なぜ、ヤフーでは納税者が負けて、IBMは勝ったの? 

 税理士の世界で話題になっている裁判といえばヤフーとIBM 超大型の節税スキームと思われるものを両者が実行して、裁判になりましたが、いまのとこ1審では、ヤフー納税者× IBM○

 

 なんで?  だって ヤフーは証拠がいっぱいあったけど IBMはないんだもん。やっぱ節税するなら海外で立案しないと♪ なーんて考えるとんでもない人たちがうじゃうじゃうじゃとでてきそうですが、

 

 このままいくと、高裁でもIBMについては納税者が○になりそうなんだけど、莫大なお金が無税に近い形で外国に流れるのはやっぱねという感情も勘定もあり、どーすれば国が勝てるのか 理屈をどう構築すればいいのかということを ここらへんの法律を作っていた朝長さんがT&A検証・IBM裁判で4回に渡ってお書きです。 文章が膨大で読むの大変でしたが(笑)

 

 IBMは 自己株式を取得した場合みなし配当と株式の譲渡損失が生じるのですが、みなし配当は税務上益金にならず、株式の譲渡損は税務上損金になる。

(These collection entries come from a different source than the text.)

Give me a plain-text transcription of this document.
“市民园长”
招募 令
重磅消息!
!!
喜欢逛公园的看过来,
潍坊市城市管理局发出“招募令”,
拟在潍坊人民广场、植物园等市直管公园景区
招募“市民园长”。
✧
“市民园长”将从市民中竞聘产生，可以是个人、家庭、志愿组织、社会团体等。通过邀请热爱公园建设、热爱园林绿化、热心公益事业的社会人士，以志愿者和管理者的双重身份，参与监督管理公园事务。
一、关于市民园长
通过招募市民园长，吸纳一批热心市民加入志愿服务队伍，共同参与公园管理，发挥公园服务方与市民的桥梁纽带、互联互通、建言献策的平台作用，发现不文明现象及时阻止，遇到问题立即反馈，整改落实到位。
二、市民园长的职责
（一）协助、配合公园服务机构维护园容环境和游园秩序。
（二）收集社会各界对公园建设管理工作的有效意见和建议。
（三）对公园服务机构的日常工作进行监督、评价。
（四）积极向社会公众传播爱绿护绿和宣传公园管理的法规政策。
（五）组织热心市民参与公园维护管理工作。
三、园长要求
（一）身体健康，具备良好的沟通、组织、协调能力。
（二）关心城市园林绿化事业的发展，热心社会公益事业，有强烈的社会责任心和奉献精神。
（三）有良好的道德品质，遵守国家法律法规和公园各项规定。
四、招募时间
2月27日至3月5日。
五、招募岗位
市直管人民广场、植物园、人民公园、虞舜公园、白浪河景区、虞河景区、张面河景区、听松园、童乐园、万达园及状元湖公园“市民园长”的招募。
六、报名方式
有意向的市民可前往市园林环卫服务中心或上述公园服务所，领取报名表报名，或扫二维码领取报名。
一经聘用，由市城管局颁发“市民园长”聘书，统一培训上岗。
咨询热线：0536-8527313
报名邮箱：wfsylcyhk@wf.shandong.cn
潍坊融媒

つまり、含み益の多い株式を買い取れば、より損金が多くとれ節税効果が抜群になる。ここをついて節税をした会社はけっこうあったのですが、IBMは金額があまりにもでかかった。

 

 国としては否認したかったけど、同族会社の行為計算の否認とか実際に使う場合はなかなか難しい。そこでどうすればいいのかということで

 

朝長さんのいいたいことは 譲渡損を否認するのは難しいけど、みなし配当を否認するアプローチは可能ではないか また、同族会社行為計算の否認については、租税回避の「目的」があってやったというアプローチでやったら、「目的」を証明するような証拠がどこにもなかったので負けたけど、租税回避になる「結果」があれば、同族会社行為計算の否認となれるとすれば勝てるのではないかと。で、その「結果」を判断する際には、最近の社会通念や常識で考えるべきで、国際的な租税回避スキームは否定しましょうという世界的な流れもありますですし、いけるかもね というようなことではないかなあと。